Investir dans le leadership des femmes
Kaouther Kotersi faisait partie de 40 jeunes leaders locaux qui ont reçu des formations aux approches sensibles au genre dans les domaines du développement local, de la planification, de la budgétisation et du cadre juridique, au moyen d’un programme conjoint sur le maintien de la paix en Tunisie, soutenu par le Fonds pour la consolidation de la paix et ONU Femmes, en partenariat avec le PNUD et l’UNESCO.

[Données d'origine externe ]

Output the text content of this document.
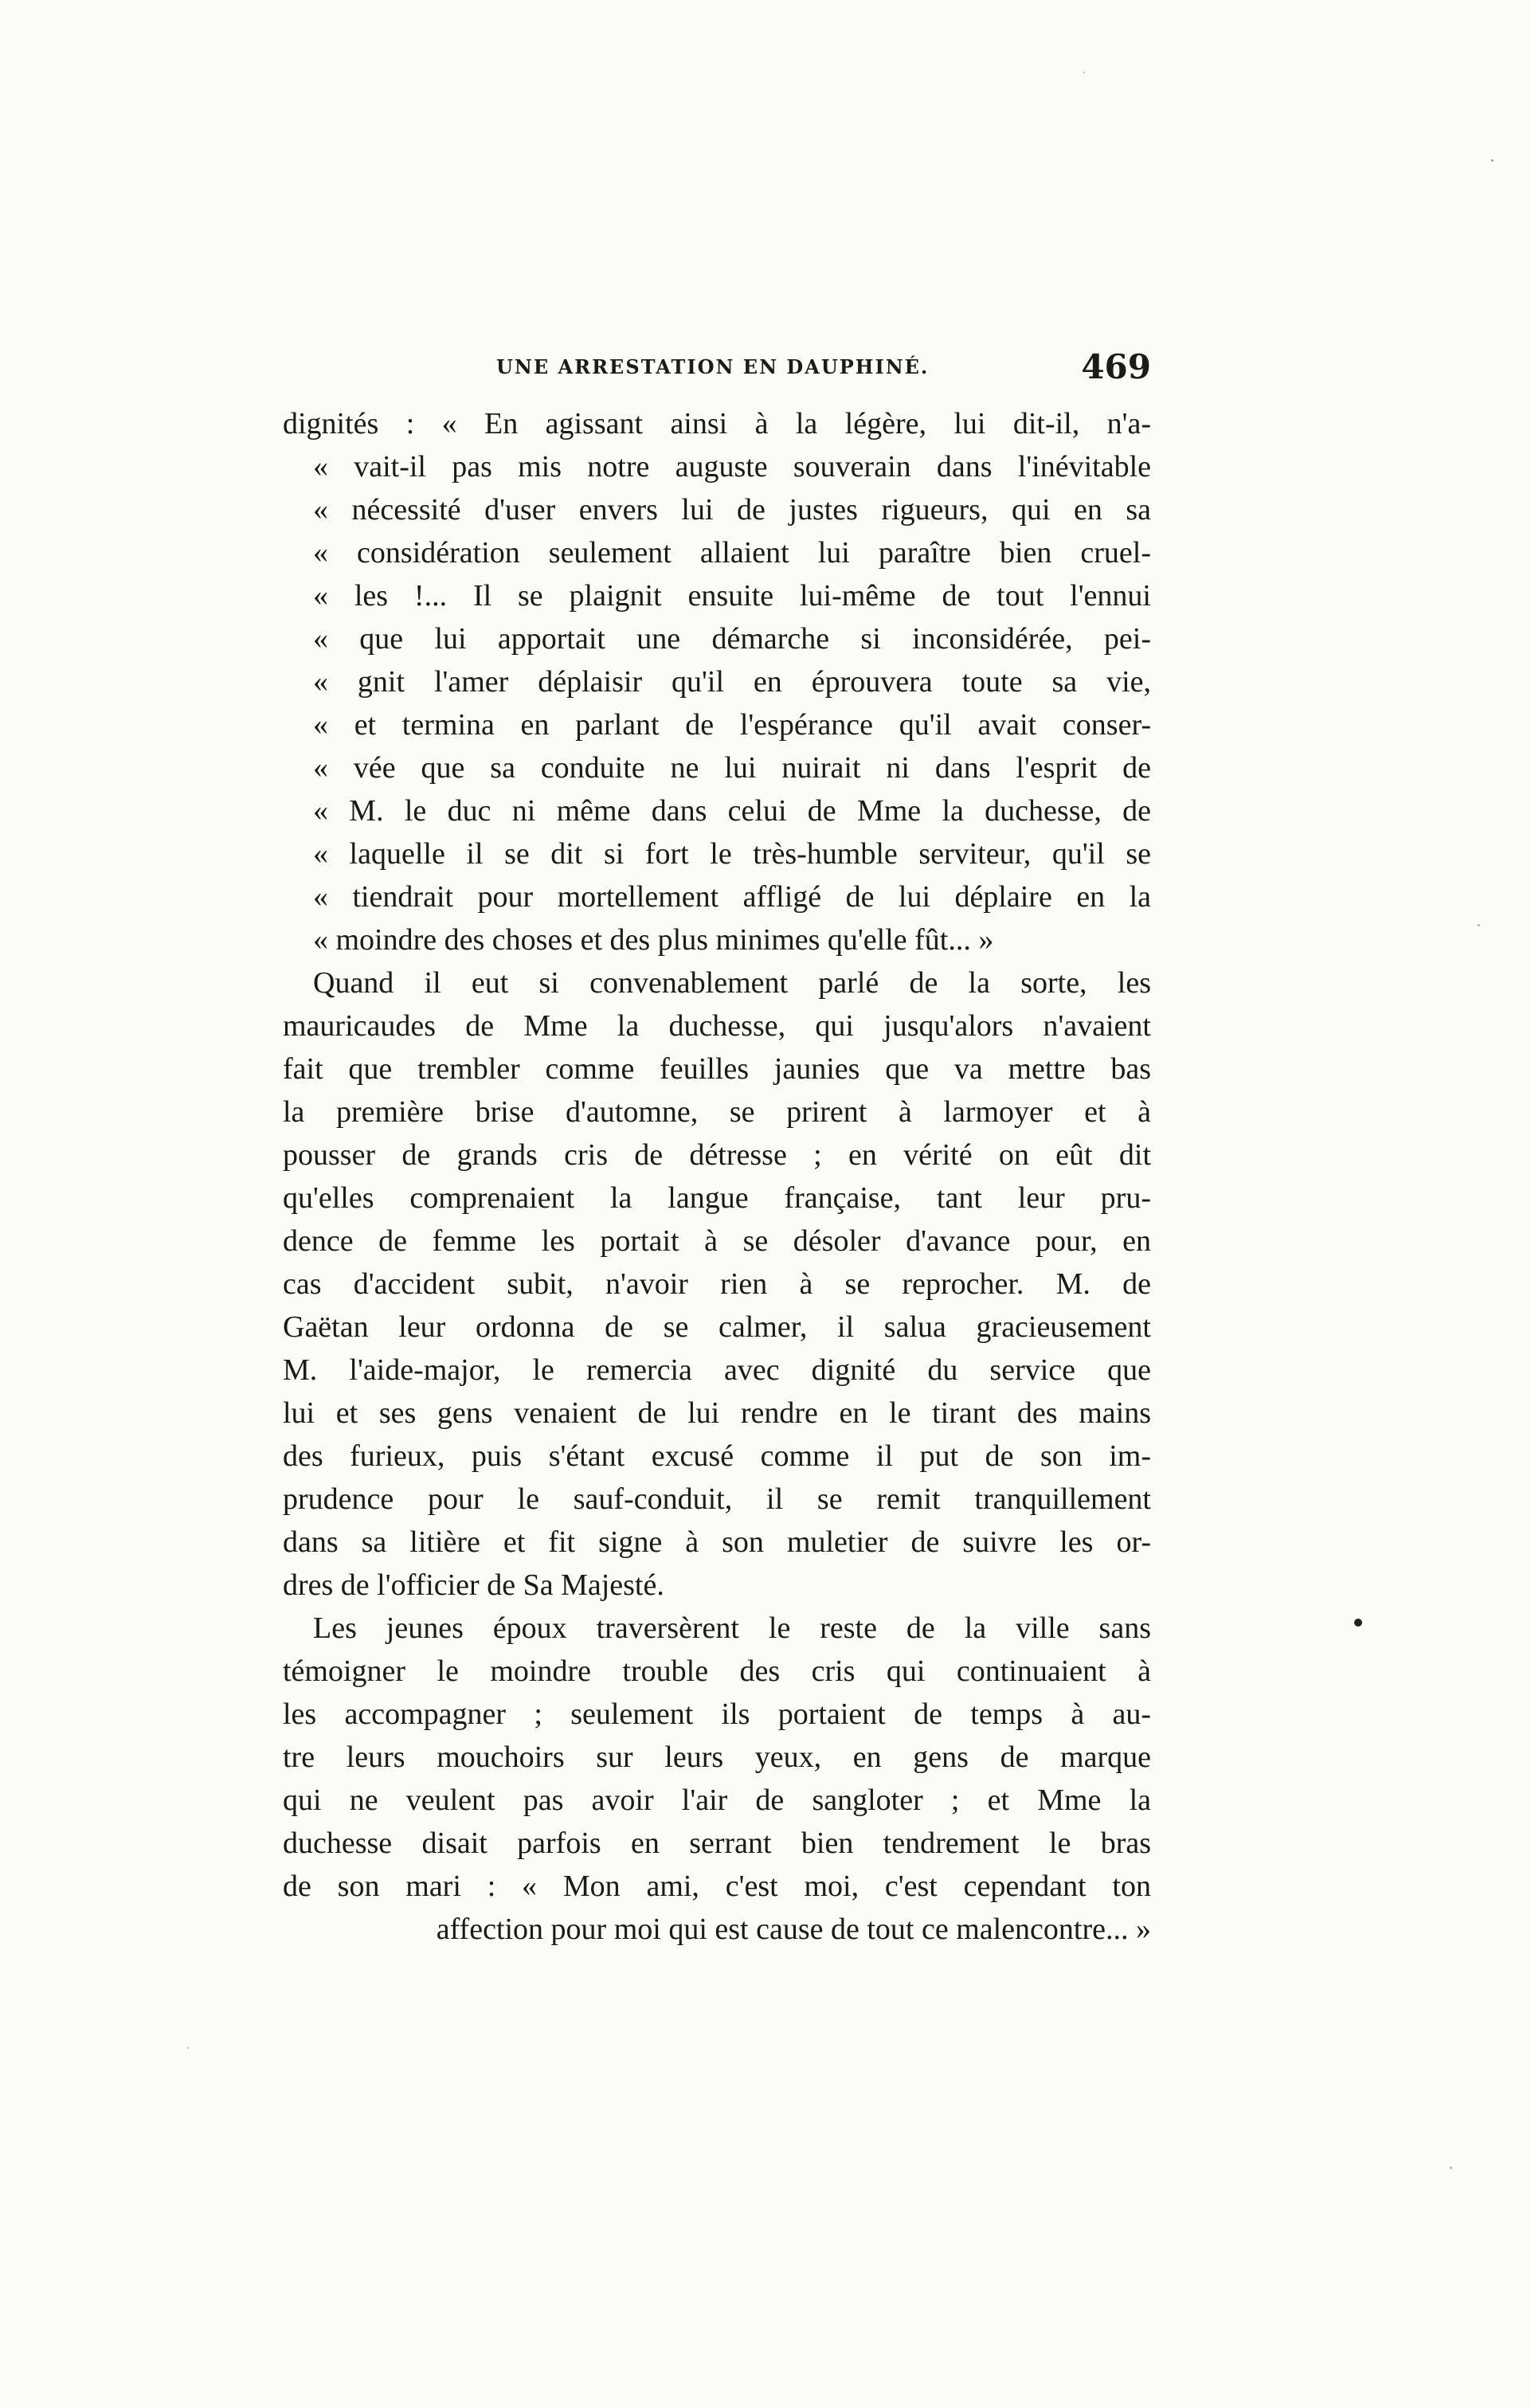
UNE ARRESTATION EN DAUPHINÉ.	469
dignités : « En agissant ainsi à la légère, lui dit-il, n'a-
« vait-il pas mis notre auguste souverain dans l'inévitable
« nécessité d'user envers lui de justes rigueurs, qui en sa
« considération seulement allaient lui paraître bien cruel-
« les !... Il se plaignit ensuite lui-même de tout l'ennui
« que lui apportait une démarche si inconsidérée, pei-
« gnit l'amer déplaisir qu'il en éprouvera toute sa vie,
« et termina en parlant de l'espérance qu'il avait conser-
« vée que sa conduite ne lui nuirait ni dans l'esprit de
« M. le duc ni même dans celui de Mme la duchesse, de
« laquelle il se dit si fort le très-humble serviteur, qu'il se
« tiendrait pour mortellement affligé de lui déplaire en la
« moindre des choses et des plus minimes qu'elle fût... »
Quand il eut si convenablement parlé de la sorte, les
mauricaudes de Mme la duchesse, qui jusqu'alors n'avaient
fait que trembler comme feuilles jaunies que va mettre bas
la première brise d'automne, se prirent à larmoyer et à
pousser de grands cris de détresse ; en vérité on eût dit
qu'elles comprenaient la langue française, tant leur pru-
dence de femme les portait à se désoler d'avance pour, en
cas d'accident subit, n'avoir rien à se reprocher. M. de
Gaëtan leur ordonna de se calmer, il salua gracieusement
M. l'aide-major, le remercia avec dignité du service que
lui et ses gens venaient de lui rendre en le tirant des mains
des furieux, puis s'étant excusé comme il put de son im-
prudence pour le sauf-conduit, il se remit tranquillement
dans sa litière et fit signe à son muletier de suivre les or-
dres de l'officier de Sa Majesté.
Les jeunes époux traversèrent le reste de la ville sans
témoigner le moindre trouble des cris qui continuaient à
les accompagner ; seulement ils portaient de temps à au-
tre leurs mouchoirs sur leurs yeux, en gens de marque
qui ne veulent pas avoir l'air de sangloter ; et Mme la
duchesse disait parfois en serrant bien tendrement le bras
de son mari : « Mon ami, c'est moi, c'est cependant ton
affection pour moi qui est cause de tout ce malencontre... »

« Ce projet s’est adressé à des jeunes de divers milieux et se trouvant dans différentes situations en Tunisie qui surmontent de multiples obstacles dans leur communauté, tout en renforçant leurs compétences en leadership », explique Begona Lasagabaster, représentante d’ONU Femmes en Tunisie. « Les jeunes femmes et les jeunes hommes sont le présent et l’avenir de ces communautés : ils sont des acteurs essentiels dans la réalisation du développement durable, de l’égalité et de l’amélioration de la qualité de vie pour tous. »
Les faits
- Une bonne gestion publique et la démocratie exigent un leadership et une représentation à caractère à la fois inclusif et diversifié. À l’échelle mondiale, les minorités ethniques, les femmes migrantes, les femmes habitant en milieu rural, les femmes en situation de handicap et les femmes autochtones continuent d’être victimes de discrimination et d’exclusion de la vie publique.
- Quoiqu’actives et se prononçant sur tout un éventail de questions, comme l’action climatique, la pauvreté, le racisme et la violence à l’égard des femmes, les jeunes femmes continuent d’être victimes d’une double discrimination en raison de leur sexe et de leur âge. Les jeunes femmes sont particulièrement sous-représentées en politique : en 2018, à l’échelle mondiale, les femmes de moins de 30 ans représentaient à peine un peu plus de 1 pour cent des parlementaires.
- Pour résoudre les problèmes urgents de notre époque, il est indispensable de transformer l’équilibre des pouvoirs. En présentant tôt aux jeunes femmes et aux filles des femmes leaders auxquelles elles peuvent s’identifier et en leur donnant accès à des espaces politiques et décisionnels, c’est leur donner une chance inestimable d’élargir leurs réseaux et d’avoir voix au chapitre dans la prise de décisions d’aujourd’hui et de demain.